Greg Freeman, the Post-Dispatch columnist who died this past week, was a person who lived his life "as if." Freeman had many significant commitments in his life, but none more important and deeply held than improving race relations. In this era of closet segregationists, of code words, and the use of racial language intended to divide rather than bring together, it is easy to assume that race relations in America are at a permanent standstill. "We've done race relations" many declare, and it's time to move on to something else. Or the more cynical profess that this is an intractable problem and we are wasting our time trying to build bridges across a vast cultural divide. But somewhere, (was it from his experience growing up? was it from his faith? was it from his marriage? was it from a trusted mentor? was it from an unmeasurable combination of factors?), Greg Freeman caught a vision of how this community and every community could, in the words of Dr. King "live out the true meaning of its creed: 'We hold these truths to be self-evident: that all men are created equal.'" And once Freeman caught that vision, he lived his life as if. He lived his life as if that promise, that possibility, that vision were actually true-here and now. In the face weariness and despair, he tirelessly called this community to account, he held up another way to live, he offered hope and possibility where so many of us could see only intransigence. This is what it means to live as if.

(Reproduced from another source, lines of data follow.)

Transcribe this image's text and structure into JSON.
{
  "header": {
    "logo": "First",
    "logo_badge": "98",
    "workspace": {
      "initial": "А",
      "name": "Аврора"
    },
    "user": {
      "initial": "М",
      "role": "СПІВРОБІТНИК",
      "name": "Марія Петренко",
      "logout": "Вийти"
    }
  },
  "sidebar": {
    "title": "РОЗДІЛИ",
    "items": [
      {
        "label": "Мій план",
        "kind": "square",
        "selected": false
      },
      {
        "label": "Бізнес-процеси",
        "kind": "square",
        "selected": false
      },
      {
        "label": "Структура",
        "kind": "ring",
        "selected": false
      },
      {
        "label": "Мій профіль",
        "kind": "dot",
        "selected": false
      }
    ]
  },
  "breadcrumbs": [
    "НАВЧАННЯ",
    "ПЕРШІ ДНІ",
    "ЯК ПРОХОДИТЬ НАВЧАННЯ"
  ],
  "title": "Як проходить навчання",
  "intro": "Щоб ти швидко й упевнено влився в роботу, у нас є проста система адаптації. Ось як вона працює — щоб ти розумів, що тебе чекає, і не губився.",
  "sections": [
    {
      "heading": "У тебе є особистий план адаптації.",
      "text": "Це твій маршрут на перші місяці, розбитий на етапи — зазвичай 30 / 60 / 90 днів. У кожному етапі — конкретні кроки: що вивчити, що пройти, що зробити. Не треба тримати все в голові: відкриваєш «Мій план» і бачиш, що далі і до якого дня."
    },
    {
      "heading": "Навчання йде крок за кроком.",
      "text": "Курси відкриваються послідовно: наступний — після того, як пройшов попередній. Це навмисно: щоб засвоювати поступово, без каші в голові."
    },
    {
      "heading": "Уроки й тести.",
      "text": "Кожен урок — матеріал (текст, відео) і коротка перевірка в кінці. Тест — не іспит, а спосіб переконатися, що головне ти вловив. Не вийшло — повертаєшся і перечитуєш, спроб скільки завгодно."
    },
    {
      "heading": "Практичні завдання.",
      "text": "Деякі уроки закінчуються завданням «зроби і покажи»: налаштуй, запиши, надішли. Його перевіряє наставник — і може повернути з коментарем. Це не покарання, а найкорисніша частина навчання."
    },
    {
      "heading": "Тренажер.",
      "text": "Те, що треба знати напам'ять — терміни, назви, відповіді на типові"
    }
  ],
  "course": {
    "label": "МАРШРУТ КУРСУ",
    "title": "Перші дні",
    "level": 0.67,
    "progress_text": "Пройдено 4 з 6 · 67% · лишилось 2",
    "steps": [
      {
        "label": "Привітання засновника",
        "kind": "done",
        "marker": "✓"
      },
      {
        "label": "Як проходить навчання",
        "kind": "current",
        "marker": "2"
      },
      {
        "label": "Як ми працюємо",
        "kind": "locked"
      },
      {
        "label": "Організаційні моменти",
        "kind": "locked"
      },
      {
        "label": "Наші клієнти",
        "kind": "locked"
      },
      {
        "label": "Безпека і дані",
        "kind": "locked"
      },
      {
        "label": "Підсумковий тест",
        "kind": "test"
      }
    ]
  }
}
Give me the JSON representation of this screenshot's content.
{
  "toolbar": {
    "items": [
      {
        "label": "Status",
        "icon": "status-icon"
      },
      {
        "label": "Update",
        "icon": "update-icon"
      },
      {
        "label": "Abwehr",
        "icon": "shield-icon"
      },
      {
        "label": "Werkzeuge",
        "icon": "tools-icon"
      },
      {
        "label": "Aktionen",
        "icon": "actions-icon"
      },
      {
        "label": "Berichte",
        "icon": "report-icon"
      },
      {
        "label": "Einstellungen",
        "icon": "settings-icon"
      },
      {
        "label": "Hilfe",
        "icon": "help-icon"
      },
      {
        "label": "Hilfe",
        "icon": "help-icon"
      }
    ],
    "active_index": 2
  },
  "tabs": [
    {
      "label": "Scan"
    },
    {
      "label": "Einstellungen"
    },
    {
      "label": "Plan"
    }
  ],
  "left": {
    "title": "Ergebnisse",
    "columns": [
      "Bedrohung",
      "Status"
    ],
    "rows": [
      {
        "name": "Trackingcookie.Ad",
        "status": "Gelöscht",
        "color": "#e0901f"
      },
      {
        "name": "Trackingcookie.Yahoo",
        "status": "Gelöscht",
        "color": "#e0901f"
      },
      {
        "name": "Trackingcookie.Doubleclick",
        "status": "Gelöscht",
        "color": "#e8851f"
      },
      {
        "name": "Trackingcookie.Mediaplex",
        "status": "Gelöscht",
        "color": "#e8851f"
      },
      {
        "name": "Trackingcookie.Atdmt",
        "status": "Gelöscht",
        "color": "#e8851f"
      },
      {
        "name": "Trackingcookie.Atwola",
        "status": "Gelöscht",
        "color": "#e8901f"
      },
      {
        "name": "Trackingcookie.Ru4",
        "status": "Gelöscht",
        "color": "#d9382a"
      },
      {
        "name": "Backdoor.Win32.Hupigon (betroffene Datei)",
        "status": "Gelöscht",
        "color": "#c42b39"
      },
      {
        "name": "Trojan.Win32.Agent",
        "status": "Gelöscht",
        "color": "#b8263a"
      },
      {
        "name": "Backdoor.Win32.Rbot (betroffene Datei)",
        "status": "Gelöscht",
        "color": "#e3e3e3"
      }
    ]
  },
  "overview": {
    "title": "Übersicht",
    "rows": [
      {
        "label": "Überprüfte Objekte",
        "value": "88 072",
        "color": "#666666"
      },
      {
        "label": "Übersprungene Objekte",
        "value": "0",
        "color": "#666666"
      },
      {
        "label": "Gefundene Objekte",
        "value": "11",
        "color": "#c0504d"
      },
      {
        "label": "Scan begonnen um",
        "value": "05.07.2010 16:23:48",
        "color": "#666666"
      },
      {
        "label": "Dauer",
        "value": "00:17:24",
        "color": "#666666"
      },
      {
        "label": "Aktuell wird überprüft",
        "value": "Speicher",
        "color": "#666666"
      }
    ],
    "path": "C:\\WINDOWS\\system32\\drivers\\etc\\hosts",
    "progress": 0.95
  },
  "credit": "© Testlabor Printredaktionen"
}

And on this Epiphany, at the beginning of this new year, that is what our faith calls us to do as well. To live as if. To live as if all of God's promises are true-here and now-that there is neither Jew nor Greek, free nor slave, male nor female. That sin and death are no longer the final word in the world. That the peacemakers are blessed and that their work will one day bear the fruit that we so desperately long for. That the wolf shall lie down with the lamb.

Living as if means that we will set out on journeys that other people think are ridiculous or impossible. It even means that we will set out on journeys that we think are ridiculous or impossible. We will not only talk about putting broken lives back together, we will work to put broken lives back together. We will not only talk about the need for safe and secure housing for the homeless, we will build safe and secure housing for the homeless. We will not only talk about God's radical welcome that includes all of God's children, we will extend that welcome to people who have been traditionally excluded even from the church. The prophet Isaiah, twenty-five hundred years ago, said, "Arise, shine; for your light has come, and the glory of the LORD has risen upon you." Your light has come, the glory of the Lord has risen upon you. These are not promises to fulfilled someday; these are promises that are being fulfilled even now-and so we can live as if - not as the world lives, but as God would have us live.

When we live as if-as if God's promises have been fully realized, we no longer look at what we accomplish, but at what we attempt. For faithfulness is not measured in accomplishments, but in things tried. For when we are living as if, we will try things that a purely pragmatic mind would never attempt; we will try things that are based on God's promises rather than previous experiences. We will be bold in our witness and our living because our light has come and the glory of the Lord is upon us - even now!